Ибо эта «освобождающая теория Означающего»[53] подразумевает к тому же и полное исчерпание тематических возможностей. Чтобы стать чистой поэзией того, что Рильке называет «фигурами», она должна начинать с отречения, открывающего доступ к новой свободе. Но может ли какая-либо поэзия, в том числе и поэзия Рильке, притязать на чистоту такой семантической аскезы? Некоторые аллегоризирующие стихотворения Рильке так же, как «Орфей, Эвридика, Гермес» или десятая «Дуинская элегия», программно тематизируют отречение в модусе повествования, рассказывая историю отречения. В лирическом настроении Рильке пытался писать стихотворения, нацеленные на достижение безличности и разъединения и призванные охарактеризовать поэтику чистой «фигуры». Сама структура конституции стихотворения обнаруживает фигуральность их эмблематического субъекта, и для этого никакие рассуждения не нужны. Такие стихотворения появляются в его творчестве впервые в «Новых стихотворениях», и затем вновь и вновь возвращаются к нему вплоть до самого конца; в их число входят и некоторые стихотворения, написанные на французском языке. Эти стихотворения — неизбежно короткие и загадочные, часто они состоят из од- ного-единственного предложения. Их вполне можно рассматривать как самое передовое поэтическое достижение Рильке. Именно при их посредстве он устанавливает связь с такими поэтами, как Тракль и Целан. Фигура, лишенная всякого соблазна, кроме соблазна ее риторической гибкости, способна формировать вместе с другими фигурами созвездия фигур, недоступные значению и чувствам, расположенные вдали от всякого интереса к жизни и к смерти в пустом пространстве нереального неба.

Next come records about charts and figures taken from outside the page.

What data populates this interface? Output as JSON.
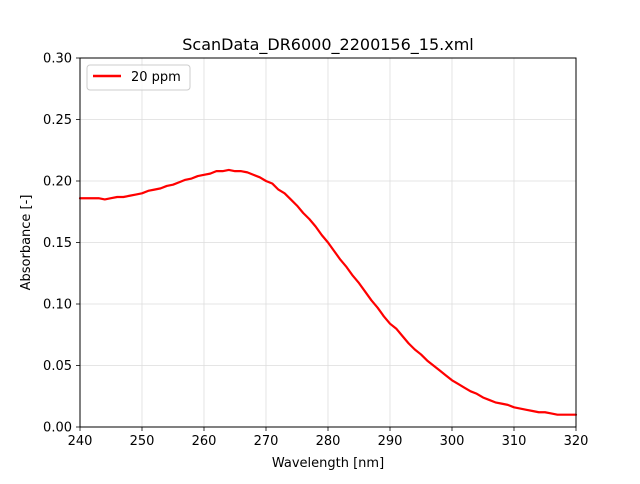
{
  "chart_data": {
    "type": "line",
    "title": "ScanData_DR6000_2200156_15.xml",
    "xlabel": "Wavelength [nm]",
    "ylabel": "Absorbance [-]",
    "xlim": [
      240,
      320
    ],
    "ylim": [
      0.0,
      0.3
    ],
    "xticks": [
      "240",
      "250",
      "260",
      "270",
      "280",
      "290",
      "300",
      "310",
      "320"
    ],
    "yticks": [
      "0.00",
      "0.05",
      "0.10",
      "0.15",
      "0.20",
      "0.25",
      "0.30"
    ],
    "grid": true,
    "legend_position": "top-left",
    "series": [
      {
        "name": "20 ppm",
        "color": "#ff0000",
        "x": [
          240,
          241,
          242,
          243,
          244,
          245,
          246,
          247,
          248,
          249,
          250,
          251,
          252,
          253,
          254,
          255,
          256,
          257,
          258,
          259,
          260,
          261,
          262,
          263,
          264,
          265,
          266,
          267,
          268,
          269,
          270,
          271,
          272,
          273,
          274,
          275,
          276,
          277,
          278,
          279,
          280,
          281,
          282,
          283,
          284,
          285,
          286,
          287,
          288,
          289,
          290,
          291,
          292,
          293,
          294,
          295,
          296,
          297,
          298,
          299,
          300,
          301,
          302,
          303,
          304,
          305,
          306,
          307,
          308,
          309,
          310,
          311,
          312,
          313,
          314,
          315,
          316,
          317,
          318,
          319,
          320
        ],
        "y": [
          0.186,
          0.186,
          0.186,
          0.186,
          0.185,
          0.186,
          0.187,
          0.187,
          0.188,
          0.189,
          0.19,
          0.192,
          0.193,
          0.194,
          0.196,
          0.197,
          0.199,
          0.201,
          0.202,
          0.204,
          0.205,
          0.206,
          0.208,
          0.208,
          0.209,
          0.208,
          0.208,
          0.207,
          0.205,
          0.203,
          0.2,
          0.198,
          0.193,
          0.19,
          0.185,
          0.18,
          0.174,
          0.169,
          0.163,
          0.156,
          0.15,
          0.143,
          0.136,
          0.13,
          0.123,
          0.117,
          0.11,
          0.103,
          0.097,
          0.09,
          0.084,
          0.08,
          0.074,
          0.068,
          0.063,
          0.059,
          0.054,
          0.05,
          0.046,
          0.042,
          0.038,
          0.035,
          0.032,
          0.029,
          0.027,
          0.024,
          0.022,
          0.02,
          0.019,
          0.018,
          0.016,
          0.015,
          0.014,
          0.013,
          0.012,
          0.012,
          0.011,
          0.01,
          0.01,
          0.01,
          0.01
        ]
      }
    ]
  }
}
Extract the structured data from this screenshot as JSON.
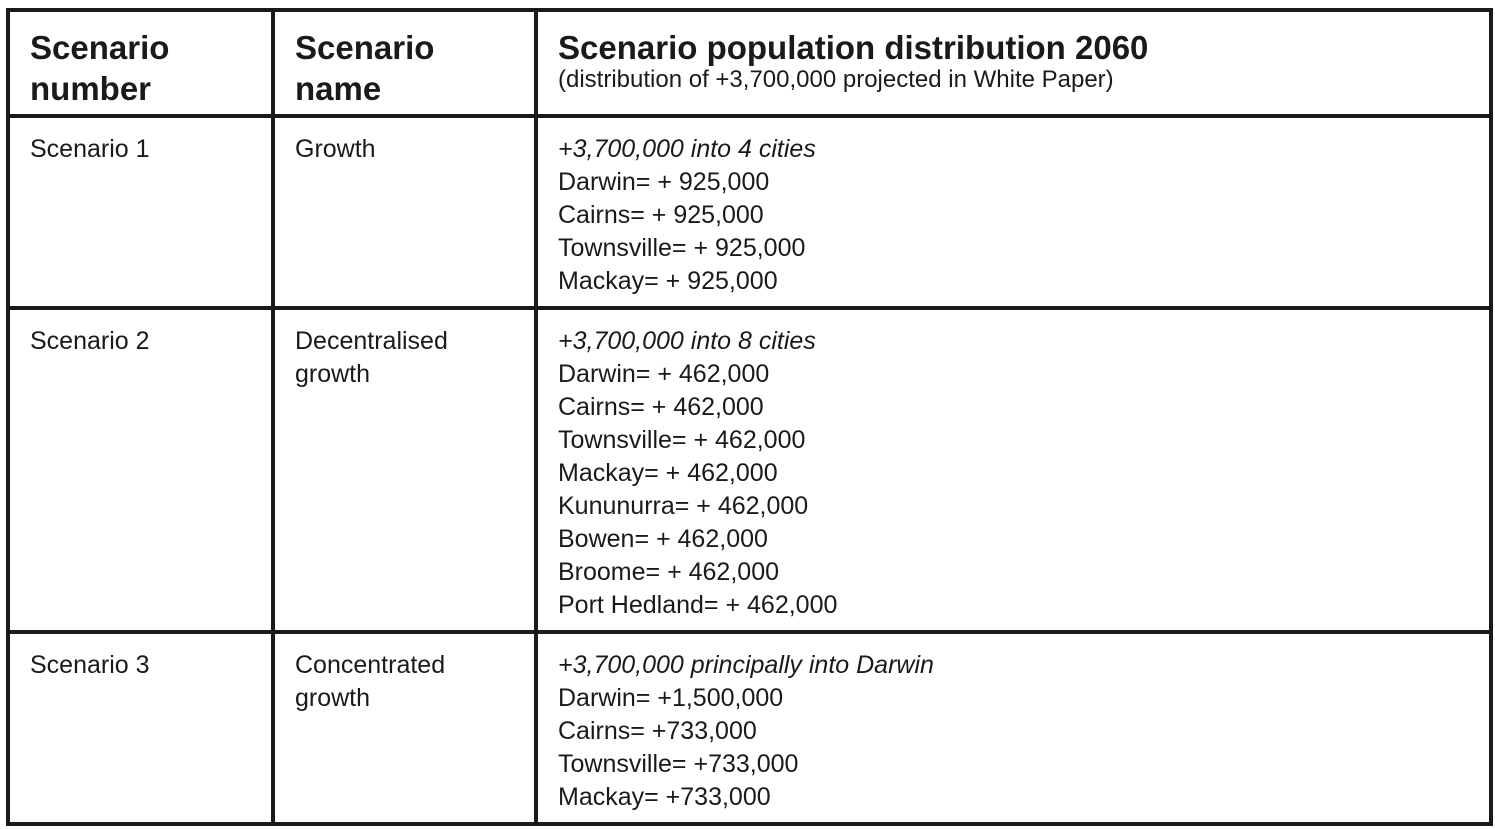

Но вслед за этими короткими и загадочнымим текстами Рильке пишет творения большего, иногда — монументального, масштаба, куда более доступные для понимания. Пример таких предшественников, как Гельдерлин или Бодлер, вполне мог способствовать его движению в этом направлении. Эта тенденция вполне очевидна в некоторых самых длинных «Новых стихотворениях», а кульминации она достигает в «Дуинских элегиях», в том произведении, которое больше любого другого способствовало возникновению прочтения Рильке как мессианского поэта. Ибо вместо того, чтобы самим стать поэтическими фигурами, «Элегии» высказывают подлинно экзистенциальную философию фигурации, представленную в виде связного принципа внутреннего поведения, правила и наставления которого следует принимать за образец. В принципе, повелительный тон «Элегий» вообще несовместим с самим понятием чистой фигуры, которое подразумевает полное отречение от всякого нормативного пафоса или этического принуждения. Но в «Элегиях» главную роль открыто играют представляющие и субъективные элементы. Защищая концепцию языка, исключающего все субъективные или интерсубъективные измерения, «Дуинские элегии» постоянно взывают к эмоциям читателя и его соучастию.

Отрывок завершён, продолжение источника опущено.